Lance Armstrong Tells Oprah His Doping Denials Were 'One Big Lie I've Repeated A Lot Of Times'
Seven-time Tour de France winner Lance Armstrong was stripped of all seven of his titles in August after the U.S. Anti-Doping Agency (USADA) when he decided he would no longer fight doping allegations after vehemently denying them for years.
"There comes a point in every man's life when he has to say, 'Enough is enough.' For me, that time is now," he said in a statement; pointing out that it was not an admission of guilt.
Now, Armstrong has come forward and confessed to Oprah Winfrey that he did, indeed, use illegal drugs and had blood transfusions during his performances in the cycling event; saying that he wouldn't have been able to win all seven titles without doing so.
Armstrong spent years denying the doping allegations and finally came clean to Oprah on her show Thursday night.
The host began her interview with a series of yes/no questions, which included asking Lance if he used performance enhancing drugs (PEDs) like Erythropoietin, testosteron, human growth hormone (HGH), cortisone and blood transfusions to help him gain better odds of winning the races.
Armstrong answered "yes" to all of her questions.
Armstrong, who won his first Tour de France in 1999; said, "My cocktail was EPO, transfusions and testosterone"; adding that he took cortisone early in his career.
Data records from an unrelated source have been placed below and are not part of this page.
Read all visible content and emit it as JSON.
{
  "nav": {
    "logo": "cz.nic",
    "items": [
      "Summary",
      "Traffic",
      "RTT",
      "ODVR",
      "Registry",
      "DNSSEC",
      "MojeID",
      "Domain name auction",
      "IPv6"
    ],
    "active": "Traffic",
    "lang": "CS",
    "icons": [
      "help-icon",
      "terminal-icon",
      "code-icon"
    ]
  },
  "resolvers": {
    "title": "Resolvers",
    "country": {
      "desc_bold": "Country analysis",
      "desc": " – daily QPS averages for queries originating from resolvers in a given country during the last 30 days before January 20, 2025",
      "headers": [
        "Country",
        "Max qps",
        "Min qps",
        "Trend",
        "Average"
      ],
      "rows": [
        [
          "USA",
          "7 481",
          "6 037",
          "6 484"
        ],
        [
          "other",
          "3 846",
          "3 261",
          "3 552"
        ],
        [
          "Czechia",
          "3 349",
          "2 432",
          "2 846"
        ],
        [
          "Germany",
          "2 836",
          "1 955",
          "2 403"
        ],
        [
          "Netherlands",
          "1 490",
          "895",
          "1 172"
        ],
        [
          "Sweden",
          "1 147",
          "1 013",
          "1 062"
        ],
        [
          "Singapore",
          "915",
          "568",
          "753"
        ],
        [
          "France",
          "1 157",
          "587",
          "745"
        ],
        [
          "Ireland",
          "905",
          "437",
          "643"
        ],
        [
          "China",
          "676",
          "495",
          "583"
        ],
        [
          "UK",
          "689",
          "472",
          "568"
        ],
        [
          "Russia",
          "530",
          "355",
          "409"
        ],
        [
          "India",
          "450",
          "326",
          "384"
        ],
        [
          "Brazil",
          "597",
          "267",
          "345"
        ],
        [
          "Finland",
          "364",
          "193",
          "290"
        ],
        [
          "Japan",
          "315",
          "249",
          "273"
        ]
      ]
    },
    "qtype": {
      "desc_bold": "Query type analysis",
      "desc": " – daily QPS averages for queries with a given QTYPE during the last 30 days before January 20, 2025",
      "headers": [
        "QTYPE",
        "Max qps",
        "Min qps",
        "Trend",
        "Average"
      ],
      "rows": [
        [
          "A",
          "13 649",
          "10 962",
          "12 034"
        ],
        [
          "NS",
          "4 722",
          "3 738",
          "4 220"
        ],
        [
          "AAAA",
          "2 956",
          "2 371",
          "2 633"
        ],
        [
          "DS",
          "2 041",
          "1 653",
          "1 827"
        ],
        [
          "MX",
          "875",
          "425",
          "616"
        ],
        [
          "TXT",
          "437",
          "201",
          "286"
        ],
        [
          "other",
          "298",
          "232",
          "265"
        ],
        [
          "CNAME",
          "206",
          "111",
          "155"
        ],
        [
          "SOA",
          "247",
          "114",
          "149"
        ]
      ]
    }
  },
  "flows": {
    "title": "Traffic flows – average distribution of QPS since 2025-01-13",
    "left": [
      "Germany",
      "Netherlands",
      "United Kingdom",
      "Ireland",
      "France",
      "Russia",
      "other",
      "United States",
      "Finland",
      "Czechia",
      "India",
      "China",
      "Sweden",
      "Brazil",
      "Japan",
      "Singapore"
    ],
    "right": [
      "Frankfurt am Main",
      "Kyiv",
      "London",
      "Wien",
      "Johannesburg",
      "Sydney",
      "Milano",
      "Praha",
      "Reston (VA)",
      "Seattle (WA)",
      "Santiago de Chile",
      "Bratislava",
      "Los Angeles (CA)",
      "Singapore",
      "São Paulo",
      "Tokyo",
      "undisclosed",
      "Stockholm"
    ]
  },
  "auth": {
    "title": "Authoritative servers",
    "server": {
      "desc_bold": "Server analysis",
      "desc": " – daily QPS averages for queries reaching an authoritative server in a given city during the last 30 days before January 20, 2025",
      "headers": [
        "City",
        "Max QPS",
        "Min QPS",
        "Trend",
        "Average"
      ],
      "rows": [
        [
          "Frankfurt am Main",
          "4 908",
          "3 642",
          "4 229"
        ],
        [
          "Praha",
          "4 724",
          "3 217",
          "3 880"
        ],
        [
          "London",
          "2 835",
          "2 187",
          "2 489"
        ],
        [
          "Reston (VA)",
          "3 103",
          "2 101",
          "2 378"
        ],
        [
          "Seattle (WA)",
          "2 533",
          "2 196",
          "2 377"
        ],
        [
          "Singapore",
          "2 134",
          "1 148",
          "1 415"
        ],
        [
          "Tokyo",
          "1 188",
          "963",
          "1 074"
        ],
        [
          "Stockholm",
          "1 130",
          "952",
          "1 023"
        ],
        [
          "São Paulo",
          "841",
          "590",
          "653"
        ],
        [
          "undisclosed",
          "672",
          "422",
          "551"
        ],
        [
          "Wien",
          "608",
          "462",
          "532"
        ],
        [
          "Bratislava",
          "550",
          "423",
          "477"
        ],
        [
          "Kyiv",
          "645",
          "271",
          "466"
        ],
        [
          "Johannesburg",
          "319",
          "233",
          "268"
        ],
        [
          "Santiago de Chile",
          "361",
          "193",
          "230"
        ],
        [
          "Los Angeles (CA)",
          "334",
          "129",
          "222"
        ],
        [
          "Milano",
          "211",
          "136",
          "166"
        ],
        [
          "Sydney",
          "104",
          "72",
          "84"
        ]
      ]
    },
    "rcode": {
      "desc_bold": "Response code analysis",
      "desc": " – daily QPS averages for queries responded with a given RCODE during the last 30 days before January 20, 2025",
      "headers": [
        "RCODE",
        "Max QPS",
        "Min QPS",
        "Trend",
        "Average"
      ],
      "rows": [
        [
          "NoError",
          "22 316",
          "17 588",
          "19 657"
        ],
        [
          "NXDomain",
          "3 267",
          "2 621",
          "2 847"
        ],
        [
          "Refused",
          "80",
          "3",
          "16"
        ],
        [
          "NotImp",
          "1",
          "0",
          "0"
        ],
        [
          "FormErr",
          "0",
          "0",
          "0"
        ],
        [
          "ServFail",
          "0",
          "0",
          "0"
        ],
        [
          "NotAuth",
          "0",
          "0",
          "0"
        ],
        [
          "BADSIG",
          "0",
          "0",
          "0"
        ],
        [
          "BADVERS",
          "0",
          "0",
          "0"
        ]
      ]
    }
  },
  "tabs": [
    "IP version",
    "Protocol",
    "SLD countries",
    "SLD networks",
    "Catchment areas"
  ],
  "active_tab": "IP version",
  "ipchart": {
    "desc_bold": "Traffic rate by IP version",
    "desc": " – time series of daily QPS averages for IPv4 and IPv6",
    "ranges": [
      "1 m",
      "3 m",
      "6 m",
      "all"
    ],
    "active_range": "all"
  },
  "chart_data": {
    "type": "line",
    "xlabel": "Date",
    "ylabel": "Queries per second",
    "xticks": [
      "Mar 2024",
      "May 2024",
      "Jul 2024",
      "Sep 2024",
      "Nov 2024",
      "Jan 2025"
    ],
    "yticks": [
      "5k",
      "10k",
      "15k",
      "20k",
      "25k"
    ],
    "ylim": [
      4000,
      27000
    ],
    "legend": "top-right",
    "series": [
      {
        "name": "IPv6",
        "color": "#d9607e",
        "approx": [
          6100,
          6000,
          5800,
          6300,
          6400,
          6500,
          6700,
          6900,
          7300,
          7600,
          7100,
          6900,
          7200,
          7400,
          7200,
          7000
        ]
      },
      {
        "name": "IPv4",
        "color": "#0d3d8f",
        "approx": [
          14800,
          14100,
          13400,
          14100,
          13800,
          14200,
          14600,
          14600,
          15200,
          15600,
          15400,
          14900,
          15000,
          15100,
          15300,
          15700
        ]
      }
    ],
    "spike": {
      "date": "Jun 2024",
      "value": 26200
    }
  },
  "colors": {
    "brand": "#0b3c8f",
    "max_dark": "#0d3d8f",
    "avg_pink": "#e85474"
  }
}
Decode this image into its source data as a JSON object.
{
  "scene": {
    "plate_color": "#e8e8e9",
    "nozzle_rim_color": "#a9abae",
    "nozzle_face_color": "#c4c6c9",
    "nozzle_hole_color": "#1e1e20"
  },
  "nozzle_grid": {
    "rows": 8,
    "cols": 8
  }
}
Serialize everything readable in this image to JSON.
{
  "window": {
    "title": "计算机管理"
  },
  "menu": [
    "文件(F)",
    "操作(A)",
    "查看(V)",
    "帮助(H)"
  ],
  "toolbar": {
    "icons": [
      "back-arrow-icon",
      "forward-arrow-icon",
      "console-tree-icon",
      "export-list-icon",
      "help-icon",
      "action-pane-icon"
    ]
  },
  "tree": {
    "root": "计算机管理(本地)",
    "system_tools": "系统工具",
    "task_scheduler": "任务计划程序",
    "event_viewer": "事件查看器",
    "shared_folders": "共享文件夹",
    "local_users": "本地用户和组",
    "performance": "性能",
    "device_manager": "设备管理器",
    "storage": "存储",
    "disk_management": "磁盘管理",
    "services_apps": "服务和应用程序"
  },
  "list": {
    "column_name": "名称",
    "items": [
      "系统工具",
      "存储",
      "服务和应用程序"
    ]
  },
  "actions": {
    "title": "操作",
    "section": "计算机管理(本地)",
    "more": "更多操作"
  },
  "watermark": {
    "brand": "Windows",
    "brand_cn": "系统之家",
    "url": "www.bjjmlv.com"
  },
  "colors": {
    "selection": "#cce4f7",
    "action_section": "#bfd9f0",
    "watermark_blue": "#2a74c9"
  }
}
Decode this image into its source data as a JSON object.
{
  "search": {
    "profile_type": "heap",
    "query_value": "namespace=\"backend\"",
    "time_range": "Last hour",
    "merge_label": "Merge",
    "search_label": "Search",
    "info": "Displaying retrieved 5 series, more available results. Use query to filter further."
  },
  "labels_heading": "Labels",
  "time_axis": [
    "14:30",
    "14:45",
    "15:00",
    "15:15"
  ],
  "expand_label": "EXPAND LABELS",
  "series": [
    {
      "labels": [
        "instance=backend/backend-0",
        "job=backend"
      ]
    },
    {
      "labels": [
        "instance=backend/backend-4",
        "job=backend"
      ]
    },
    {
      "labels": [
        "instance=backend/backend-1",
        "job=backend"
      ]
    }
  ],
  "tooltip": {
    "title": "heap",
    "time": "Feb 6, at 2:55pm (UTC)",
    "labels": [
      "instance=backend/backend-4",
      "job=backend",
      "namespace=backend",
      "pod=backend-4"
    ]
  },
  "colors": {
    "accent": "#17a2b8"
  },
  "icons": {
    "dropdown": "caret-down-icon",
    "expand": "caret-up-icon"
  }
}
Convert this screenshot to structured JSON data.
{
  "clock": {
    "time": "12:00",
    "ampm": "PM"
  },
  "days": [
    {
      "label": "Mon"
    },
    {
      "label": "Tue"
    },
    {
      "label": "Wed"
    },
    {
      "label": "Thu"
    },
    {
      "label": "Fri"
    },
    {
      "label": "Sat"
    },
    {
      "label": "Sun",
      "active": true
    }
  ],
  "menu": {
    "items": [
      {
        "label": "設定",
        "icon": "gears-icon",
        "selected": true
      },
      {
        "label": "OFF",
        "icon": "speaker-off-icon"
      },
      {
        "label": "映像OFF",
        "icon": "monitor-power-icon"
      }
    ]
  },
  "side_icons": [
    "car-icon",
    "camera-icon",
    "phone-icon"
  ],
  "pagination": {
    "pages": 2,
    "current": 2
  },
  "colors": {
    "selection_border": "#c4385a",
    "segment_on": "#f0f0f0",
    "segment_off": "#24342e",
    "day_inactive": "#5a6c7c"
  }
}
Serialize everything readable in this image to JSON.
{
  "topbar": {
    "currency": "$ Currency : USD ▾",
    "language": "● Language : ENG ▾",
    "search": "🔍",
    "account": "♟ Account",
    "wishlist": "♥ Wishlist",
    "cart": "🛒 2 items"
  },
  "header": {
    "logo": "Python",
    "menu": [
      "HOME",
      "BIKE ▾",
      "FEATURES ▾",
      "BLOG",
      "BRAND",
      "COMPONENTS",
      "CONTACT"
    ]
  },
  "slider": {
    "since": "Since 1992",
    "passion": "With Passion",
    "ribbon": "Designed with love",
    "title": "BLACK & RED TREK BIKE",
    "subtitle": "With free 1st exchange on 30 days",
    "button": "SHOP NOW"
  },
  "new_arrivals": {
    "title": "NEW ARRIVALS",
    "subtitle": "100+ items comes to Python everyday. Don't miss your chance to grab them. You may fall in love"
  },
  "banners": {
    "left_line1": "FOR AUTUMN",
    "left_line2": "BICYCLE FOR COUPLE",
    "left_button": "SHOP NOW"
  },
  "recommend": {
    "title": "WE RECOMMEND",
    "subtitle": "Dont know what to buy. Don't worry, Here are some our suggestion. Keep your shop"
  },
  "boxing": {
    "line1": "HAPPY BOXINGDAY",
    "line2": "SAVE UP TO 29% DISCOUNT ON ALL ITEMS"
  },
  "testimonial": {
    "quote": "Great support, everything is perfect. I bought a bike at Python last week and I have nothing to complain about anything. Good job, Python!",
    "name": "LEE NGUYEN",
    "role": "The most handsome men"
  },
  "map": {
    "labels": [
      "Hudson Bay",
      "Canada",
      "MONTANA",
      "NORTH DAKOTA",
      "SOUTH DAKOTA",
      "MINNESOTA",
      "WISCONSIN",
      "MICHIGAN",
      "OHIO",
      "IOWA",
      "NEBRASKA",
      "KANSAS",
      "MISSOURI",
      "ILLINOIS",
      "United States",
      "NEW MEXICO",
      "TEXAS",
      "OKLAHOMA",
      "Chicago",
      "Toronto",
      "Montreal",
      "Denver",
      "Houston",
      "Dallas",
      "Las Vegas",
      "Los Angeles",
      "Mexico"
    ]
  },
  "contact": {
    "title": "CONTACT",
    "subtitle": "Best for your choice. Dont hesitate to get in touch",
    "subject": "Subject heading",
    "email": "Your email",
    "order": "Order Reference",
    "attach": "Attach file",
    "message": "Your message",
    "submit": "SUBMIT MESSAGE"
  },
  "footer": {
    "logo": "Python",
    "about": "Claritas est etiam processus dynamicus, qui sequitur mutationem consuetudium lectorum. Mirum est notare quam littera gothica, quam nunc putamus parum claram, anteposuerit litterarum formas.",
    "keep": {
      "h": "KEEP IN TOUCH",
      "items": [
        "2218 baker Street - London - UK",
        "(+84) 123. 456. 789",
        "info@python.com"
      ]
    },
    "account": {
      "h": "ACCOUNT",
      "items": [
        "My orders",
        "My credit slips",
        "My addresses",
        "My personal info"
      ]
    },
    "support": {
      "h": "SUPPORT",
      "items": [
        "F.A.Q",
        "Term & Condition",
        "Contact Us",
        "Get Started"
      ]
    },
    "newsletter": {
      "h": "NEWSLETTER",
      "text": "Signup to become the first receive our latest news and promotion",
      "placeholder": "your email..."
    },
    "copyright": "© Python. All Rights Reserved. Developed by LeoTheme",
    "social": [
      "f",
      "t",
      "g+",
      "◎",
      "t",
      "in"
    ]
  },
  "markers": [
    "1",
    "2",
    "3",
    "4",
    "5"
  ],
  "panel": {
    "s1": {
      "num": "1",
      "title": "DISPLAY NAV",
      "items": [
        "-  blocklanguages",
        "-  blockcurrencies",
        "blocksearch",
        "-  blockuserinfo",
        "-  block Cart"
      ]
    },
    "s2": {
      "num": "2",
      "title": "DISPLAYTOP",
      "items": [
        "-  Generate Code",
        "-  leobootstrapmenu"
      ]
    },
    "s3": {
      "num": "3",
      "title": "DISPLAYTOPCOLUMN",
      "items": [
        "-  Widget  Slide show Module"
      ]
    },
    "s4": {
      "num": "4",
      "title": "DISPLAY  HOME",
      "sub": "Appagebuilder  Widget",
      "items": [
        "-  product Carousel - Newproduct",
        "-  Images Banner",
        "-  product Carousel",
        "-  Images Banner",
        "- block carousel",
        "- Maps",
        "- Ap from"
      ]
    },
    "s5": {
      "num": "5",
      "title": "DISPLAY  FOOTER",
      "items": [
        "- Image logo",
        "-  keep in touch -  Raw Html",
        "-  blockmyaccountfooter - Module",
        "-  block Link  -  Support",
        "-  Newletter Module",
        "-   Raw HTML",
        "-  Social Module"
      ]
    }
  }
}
The athlete called himself a "flawed character" during the admission, telling Winfrey that he didn't have an answer to why he finally decided to come clean.
"This is too late for probably most people and that's my fault. I view this situation as one big lie that I've repeated a lot of times," he said.
"The story was perfect for so long... You overcame the disease, you win the Tour De France seven times, you have a happy marriage, you have children..." he said; "...I didn't invent the culture (of doping), but I didn't try to stop the culture."
Lance then apologized to his fans, saying, "I made my decisions. They're my mistake. And I'm sitting here today to acknowledge that and to say I'm sorry for that."
Armstrong also said he never pushed any of his teammates on the Tour to use PEDs, despite allegations. "I'm out of the business of calling somebody a liar... that is not true," he said.
The 41-year-old, who started the Livestrong foundation after his battle with testicular cancer, stepped down as chairman and left the board of directors late last year. He apologized to the staff at the foundation's facility in Austin, Texas on Monday, ahead of the Oprah interview, but without confessing to doping.
In addition to his seven Tour titles being stripped, Armstrong has also been banned from competitive cycling and has also stripped of the bronze medal he won at the Sydney Games in 2000.